"In our view, all the ECB’s latest policy announcements are targeted at the supply side of the Eurozone’s credit cycle: banks. In a couple of months, once all the current measures have been fully implemented, banks can no longer be the root cause of sluggish credit growth."
"However, if neither economic nor credit growth picks up in the next 3-6 months, and if the ECB remains in its current whatever-it-takes mode for the economy, fully-fledged QE now looks like a realistic final option."
"What if the latest monetary policy fireworks turn out to be ineffective? Fed-style QE, ie, the purchase of government bonds, is in our view still an illusion of omnipotence."
"A further lowering of government bond yields from already low levels would not make a big difference.

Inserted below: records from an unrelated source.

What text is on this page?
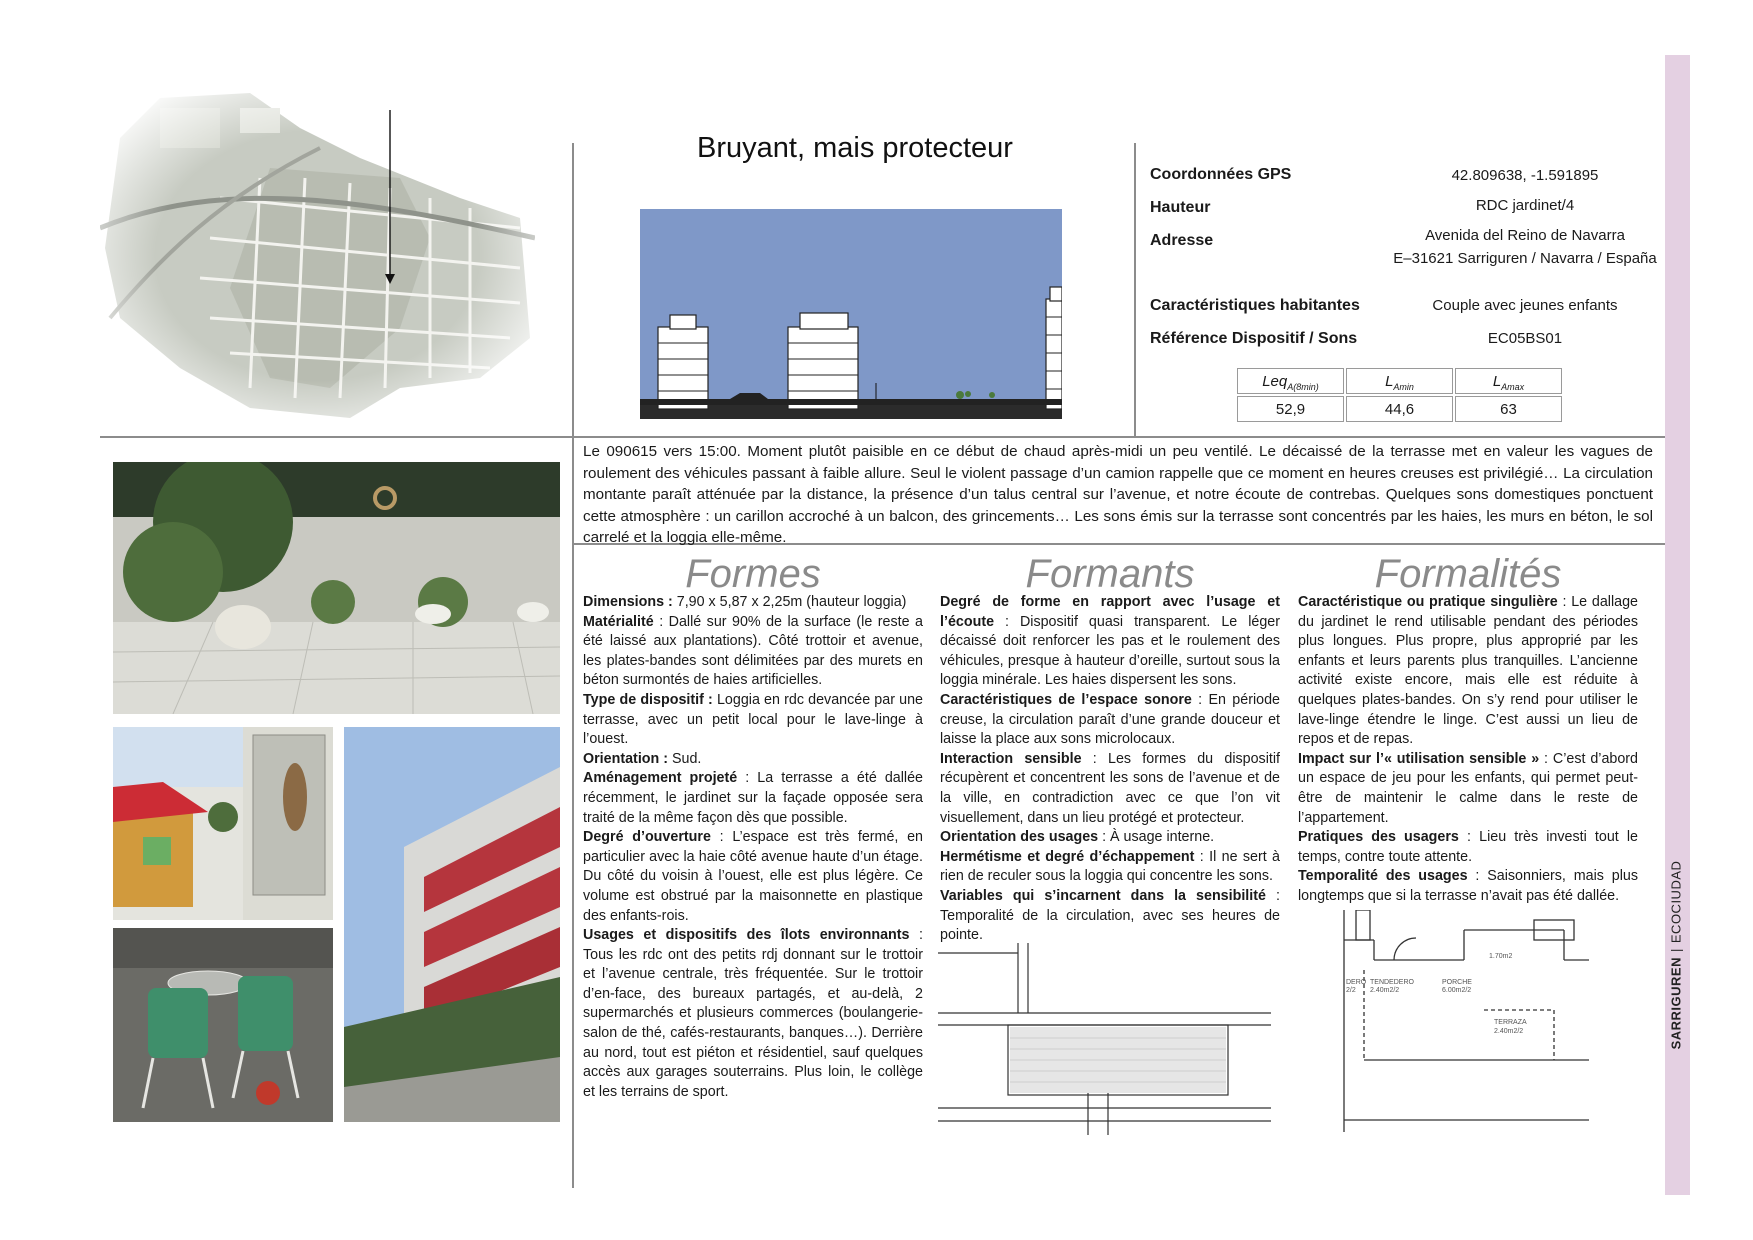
SARRIGUREN|ECOCIUDAD
Bruyant, mais protecteur
Coordonnées GPS	42.809638, -1.591895
Hauteur	RDC jardinet/4
Adresse	Avenida del Reino de Navarra
E–31621 Sarriguren / Navarra / España
Caractéristiques habitantes	Couple avec jeunes enfants
Référence Dispositif / Sons	EC05BS01
Leq$_{A(8min)}$	$L_{Amin}$	$L_{Amax}$
52,9	44,6	63
Le 090615 vers 15:00. Moment plutôt paisible en ce début de chaud après-midi un peu ventilé. Le décaissé de la terrasse met en valeur les vagues de roulement des véhicules passant à faible allure. Seul le violent passage d’un camion rappelle que ce moment en heures creuses est privilégié… La circulation montante paraît atténuée par la distance, la présence d’un talus central sur l’avenue, et notre écoute de contrebas. Quelques sons domestiques ponctuent cette atmosphère : un carillon accroché à un balcon, des grincements… Les sons émis sur la terrasse sont concentrés par les haies, les murs en béton, le sol carrelé et la loggia elle-même.
Formes	Formants	Formalités

Dimensions : 7,90 x 5,87 x 2,25m (hauteur loggia)

Matérialité : Dallé sur 90% de la surface (le reste a été laissé aux plantations). Côté trottoir et avenue, les plates-bandes sont délimitées par des murets en béton surmontés de haies artificielles.

Type de dispositif : Loggia en rdc devancée par une terrasse, avec un petit local pour le lave-linge à l’ouest.

Orientation : Sud.

Aménagement projeté : La terrasse a été dallée récemment, le jardinet sur la façade opposée sera traité de la même façon dès que possible.

Degré d’ouverture : L’espace est très fermé, en particulier avec la haie côté avenue haute d’un étage. Du côté du voisin à l’ouest, elle est plus légère. Ce volume est obstrué par la maisonnette en plastique des enfants-rois.

Usages et dispositifs des îlots environnants : Tous les rdc ont des petits rdj donnant sur le trottoir et l’avenue centrale, très fréquentée. Sur le trottoir d’en-face, des bureaux partagés, et au-delà, 2 supermarchés et plusieurs commerces (boulangerie-salon de thé, cafés-restaurants, banques…). Derrière au nord, tout est piéton et résidentiel, sauf quelques accès aux garages souterrains. Plus loin, le collège et les terrains de sport.

Degré de forme en rapport avec l’usage et l’écoute : Dispositif quasi transparent. Le léger décaissé doit renforcer les pas et le roulement des véhicules, presque à hauteur d’oreille, surtout sous la loggia minérale. Les haies dispersent les sons.

Caractéristiques de l’espace sonore : En période creuse, la circulation paraît d’une grande douceur et laisse la place aux sons microlocaux.

Interaction sensible : Les formes du dispositif récupèrent et concentrent les sons de l’avenue et de la ville, en contradiction avec ce que l’on vit visuellement, dans un lieu protégé et protecteur.

Orientation des usages : À usage interne.

Hermétisme et degré d’échappement : Il ne sert à rien de reculer sous la loggia qui concentre les sons.

Variables qui s’incarnent dans la sensibilité : Temporalité de la circulation, avec ses heures de pointe.

Caractéristique ou pratique singulière : Le dallage du jardinet le rend utilisable pendant des périodes plus longues. Plus propre, plus approprié par les enfants et leurs parents plus tranquilles. L’ancienne activité existe encore, mais elle est réduite à quelques plates-bandes. On s’y rend pour utiliser le lave-linge étendre le linge. C’est aussi un lieu de repos et de repas.

Impact sur l’« utilisation sensible » : C’est d’abord un espace de jeu pour les enfants, qui permet peut-être de maintenir le calme dans le reste de l’appartement.

Pratiques des usagers : Lieu très investi tout le temps, contre toute attente.

Temporalité des usages : Saisonniers, mais plus longtemps que si la terrasse n’avait pas été dallée.

1.70m2
DERO
2/2
TENDEDERO
2.40m2/2
PORCHE
6.00m2/2
TERRAZA
2.40m2/2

Therefore, a more effective option for the ECB would be, at least in theory, to start a Bernanke-style helicopter drop of money, if it really wants to at least support the demand side of the Eurozone economy."

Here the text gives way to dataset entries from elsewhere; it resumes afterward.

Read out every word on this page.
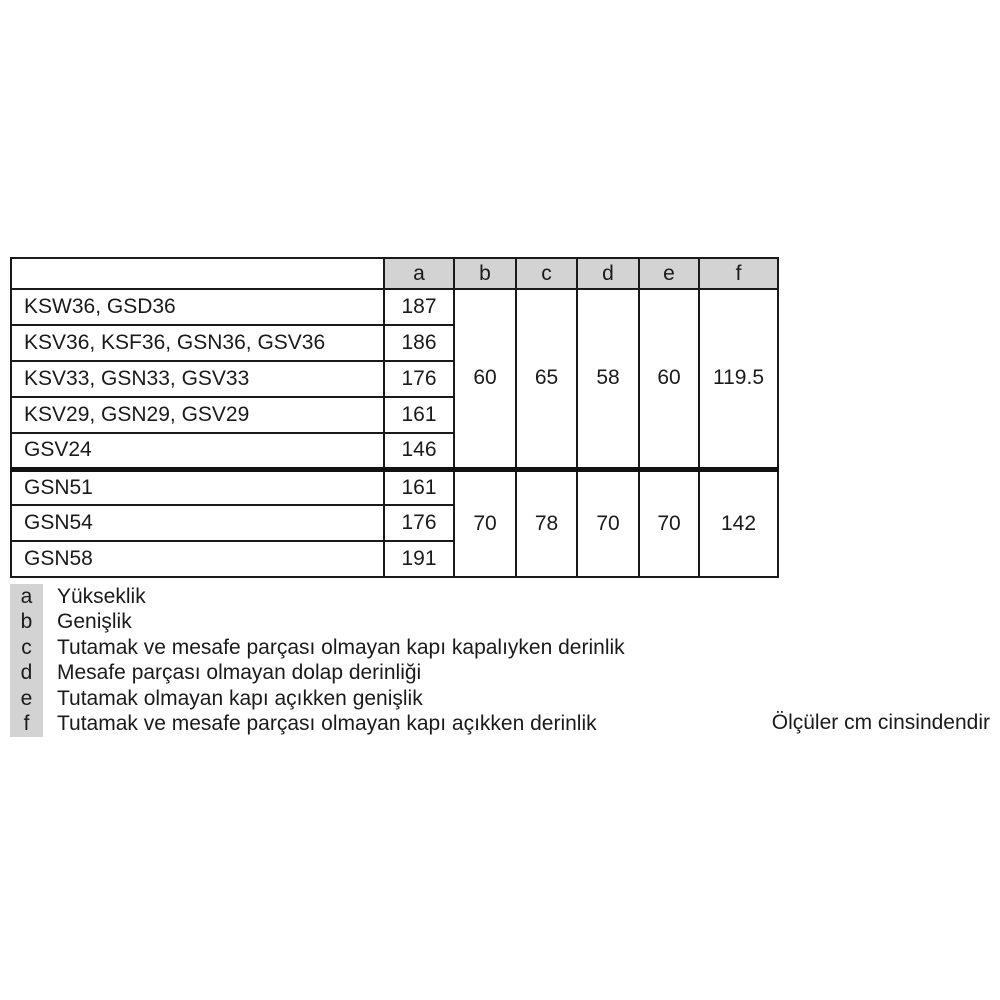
	a	b	c	d	e	f
KSW36, GSD36	187	60	65	58	60	119.5
KSV36, KSF36, GSN36, GSV36	186					
KSV33, GSN33, GSV33	176					
KSV29, GSN29, GSV29	161					
GSV24	146					
GSN51	161	70	78	70	70	142
GSN54	176					
GSN58	191					
a	Yükseklik
b	Genişlik
c	Tutamak ve mesafe parçası olmayan kapı kapalıyken derinlik
d	Mesafe parçası olmayan dolap derinliği
e	Tutamak olmayan kapı açıkken genişlik
f	Tutamak ve mesafe parçası olmayan kapı açıkken derinlik	Ölçüler cm cinsindendir
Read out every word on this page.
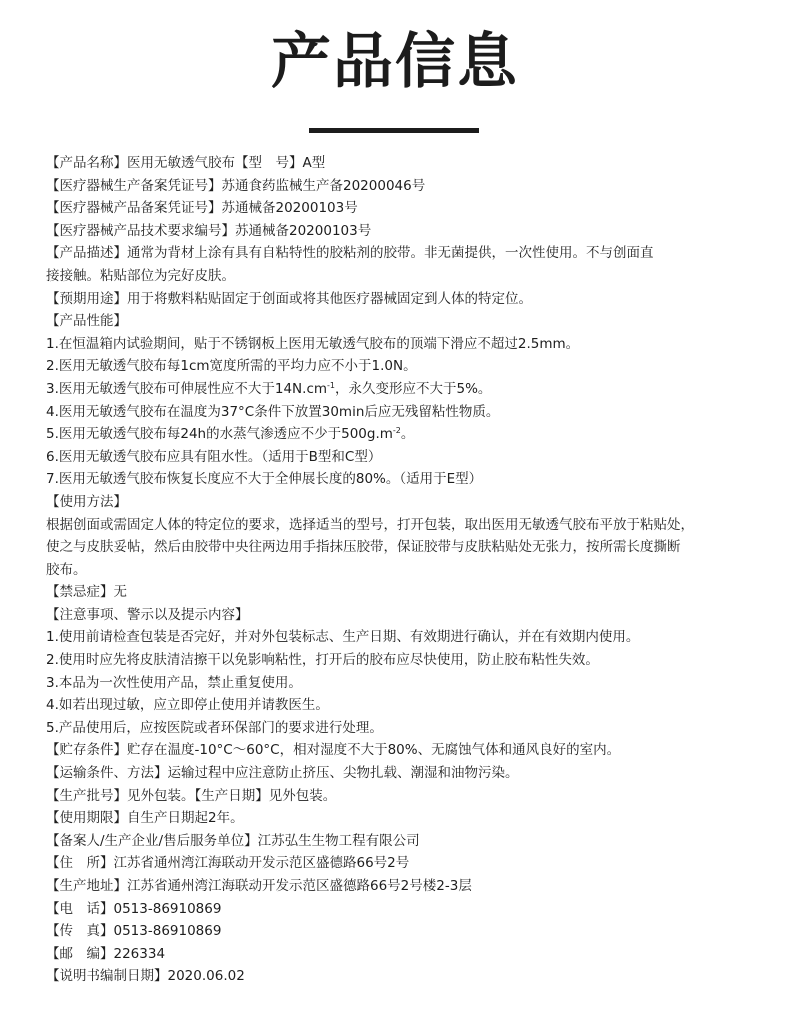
产品信息
【产品名称】医用无敏透气胶布【型　号】A型
【医疗器械生产备案凭证号】苏通食药监械生产备20200046号
【医疗器械产品备案凭证号】苏通械备20200103号
【医疗器械产品技术要求编号】苏通械备20200103号
【产品描述】通常为背材上涂有具有自粘特性的胶粘剂的胶带。非无菌提供，一次性使用。不与创面直
接接触。粘贴部位为完好皮肤。
【预期用途】用于将敷料粘贴固定于创面或将其他医疗器械固定到人体的特定位。
【产品性能】
1.在恒温箱内试验期间，贴于不锈钢板上医用无敏透气胶布的顶端下滑应不超过2.5mm。
2.医用无敏透气胶布每1cm宽度所需的平均力应不小于1.0N。
3.医用无敏透气胶布可伸展性应不大于$14N.cm^{-1}$，永久变形应不大于5%。
4.医用无敏透气胶布在温度为37°C条件下放置30min后应无残留粘性物质。
5.医用无敏透气胶布每24h的水蒸气渗透应不少于$500g.m^{-2}$。
6.医用无敏透气胶布应具有阻水性。（适用于B型和C型）
7.医用无敏透气胶布恢复长度应不大于全伸展长度的80%。（适用于E型）
【使用方法】
根据创面或需固定人体的特定位的要求，选择适当的型号，打开包装，取出医用无敏透气胶布平放于粘贴处，
使之与皮肤妥帖，然后由胶带中央往两边用手指抹压胶带，保证胶带与皮肤粘贴处无张力，按所需长度撕断
胶布。
【禁忌症】无
【注意事项、警示以及提示内容】
1.使用前请检查包装是否完好，并对外包装标志、生产日期、有效期进行确认，并在有效期内使用。
2.使用时应先将皮肤清洁擦干以免影响粘性，打开后的胶布应尽快使用，防止胶布粘性失效。
3.本品为一次性使用产品，禁止重复使用。
4.如若出现过敏，应立即停止使用并请教医生。
5.产品使用后，应按医院或者环保部门的要求进行处理。
【贮存条件】贮存在温度-10°C～60°C，相对湿度不大于80%、无腐蚀气体和通风良好的室内。
【运输条件、方法】运输过程中应注意防止挤压、尖物扎载、潮湿和油物污染。
【生产批号】见外包装。【生产日期】见外包装。
【使用期限】自生产日期起2年。
【备案人/生产企业/售后服务单位】江苏弘生生物工程有限公司
【住　所】江苏省通州湾江海联动开发示范区盛德路66号2号
【生产地址】江苏省通州湾江海联动开发示范区盛德路66号2号楼2-3层
【电　话】0513-86910869
【传　真】0513-86910869
【邮　编】226334
【说明书编制日期】2020.06.02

"It could literally print money, or adopt indirect measures such as, for example, purchasing EU bonds issued to finance new European investment projects."
"While we would see this as a highly controversial, final and nuclear option, we don’t think the ECB is ready to make history as a modern-day Sisyphus."
"Therefore, new actions, ideally both by governments and the ECB, to push the Eurozone economy over the stagnation hill look highly probable."